Lisa Nandy will promise that a Labour government would “reimagine the state and smash up a century of centralisation” as the frontbencher sets out plans for new powers to allow people to rebuild Britain “one community at a time”.

In a speech to the Locality Convention in Sheffield this afternoon, the Shadow Levelling Up Secretary is expected to compare the country to “a football team trying to score a goal but with only a couple of players allowed to touch the ball”.

She will say that “growth is our only way out of this malaise” but argue that “we are trying to power a modern economy using just a handful of people, in a handful of sectors, in one small corner of the country” and that “the only route to growth is to back all people and all places and to get Britain firing on all cylinders”.

The Shadow Levelling Up Secretary will outline plans to allow local communities to take ownership of assets such as high street shops, pubs and football club with local people having the right of first refusal when such assets are up for sale.

Currently, communities can nominate buildings or land for listing by the local authority as an ‘asset of community value’ under the Localism Act 2011 where that asset’s principal use is deemed to further their community’s social wellbeing or social interests and is likely to do so in the future.

A moratorium on the sale of the asset of up to six months may be invoked but the community only has a right to bid alongside others. Labour has said that it would introduce a community ‘right to buy’ power of a right to first refusal. The party has also said it would extend the moratorium to 12 months.

Nandy will say that her party will build on the Community Ownership Fund and extend the period in which local groups are given to raise funds. She is also expected to signal that Labour will reform compulsory purchase powers – enabling councils and development corporations to purchase land at existing use value.

She will vow to end what she described as the “Hunger Games” model of devolution, which she will say sees each area go “cap-in-hand to Whitehall, competing for the ear of a junior minister who has never even set foot in their community for a small pot of money that comes with strings attached”.
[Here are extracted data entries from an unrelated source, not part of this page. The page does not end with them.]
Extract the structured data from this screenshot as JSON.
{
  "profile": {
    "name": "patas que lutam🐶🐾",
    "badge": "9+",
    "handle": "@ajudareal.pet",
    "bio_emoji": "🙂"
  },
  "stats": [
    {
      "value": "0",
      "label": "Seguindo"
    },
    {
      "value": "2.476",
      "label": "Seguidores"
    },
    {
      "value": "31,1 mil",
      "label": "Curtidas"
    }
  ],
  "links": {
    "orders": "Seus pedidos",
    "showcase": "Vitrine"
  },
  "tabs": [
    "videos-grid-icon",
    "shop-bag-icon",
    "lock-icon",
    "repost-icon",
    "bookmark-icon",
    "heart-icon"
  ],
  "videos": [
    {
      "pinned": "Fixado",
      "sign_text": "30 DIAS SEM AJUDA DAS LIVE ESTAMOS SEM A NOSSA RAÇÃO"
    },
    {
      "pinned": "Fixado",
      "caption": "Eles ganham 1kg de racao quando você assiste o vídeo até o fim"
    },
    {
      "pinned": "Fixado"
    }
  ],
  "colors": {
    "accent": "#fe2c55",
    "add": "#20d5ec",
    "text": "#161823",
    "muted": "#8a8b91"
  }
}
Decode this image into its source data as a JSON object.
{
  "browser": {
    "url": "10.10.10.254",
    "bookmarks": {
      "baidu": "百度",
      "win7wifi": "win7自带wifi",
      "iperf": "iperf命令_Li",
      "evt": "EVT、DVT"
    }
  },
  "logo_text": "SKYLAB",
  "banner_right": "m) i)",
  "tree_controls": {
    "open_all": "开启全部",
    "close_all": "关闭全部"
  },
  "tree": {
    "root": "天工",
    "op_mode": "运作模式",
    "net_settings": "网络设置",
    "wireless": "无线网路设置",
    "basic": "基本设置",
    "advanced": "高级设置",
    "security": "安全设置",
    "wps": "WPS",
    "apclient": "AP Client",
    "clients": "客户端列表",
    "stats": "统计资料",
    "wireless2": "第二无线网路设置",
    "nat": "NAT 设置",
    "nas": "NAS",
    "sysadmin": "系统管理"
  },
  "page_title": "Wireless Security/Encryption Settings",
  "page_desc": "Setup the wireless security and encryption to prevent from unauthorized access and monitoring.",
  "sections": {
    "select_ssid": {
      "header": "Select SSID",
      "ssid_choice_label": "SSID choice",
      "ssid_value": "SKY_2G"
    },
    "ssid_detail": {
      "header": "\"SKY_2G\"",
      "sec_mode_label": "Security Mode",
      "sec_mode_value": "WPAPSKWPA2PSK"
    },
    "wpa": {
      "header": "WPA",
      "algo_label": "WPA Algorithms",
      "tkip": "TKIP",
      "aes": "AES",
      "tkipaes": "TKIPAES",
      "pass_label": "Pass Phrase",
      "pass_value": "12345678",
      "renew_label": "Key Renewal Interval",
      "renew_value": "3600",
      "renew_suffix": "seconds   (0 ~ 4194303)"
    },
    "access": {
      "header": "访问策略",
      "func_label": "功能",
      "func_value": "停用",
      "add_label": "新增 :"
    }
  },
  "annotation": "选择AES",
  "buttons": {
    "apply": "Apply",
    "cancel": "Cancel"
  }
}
She is expected to promise that the party’s “doors and minds will be open” and that Labour will “equip you with the powers that are right for your area” so that communities “no longer live or die at the whim of a Tory leader who promises to level up one day and then openly admits to moving money out of deprived areas the next”.

Rishi Sunak was criticised after a video emerged of the then leadership candidate explaining that he had changed funding formulas to direct money towards “areas like this are getting that they deserve” because Labour had “shoved all the funding into deprived urban areas”. He was speaking from Royal Tunbridge Wells.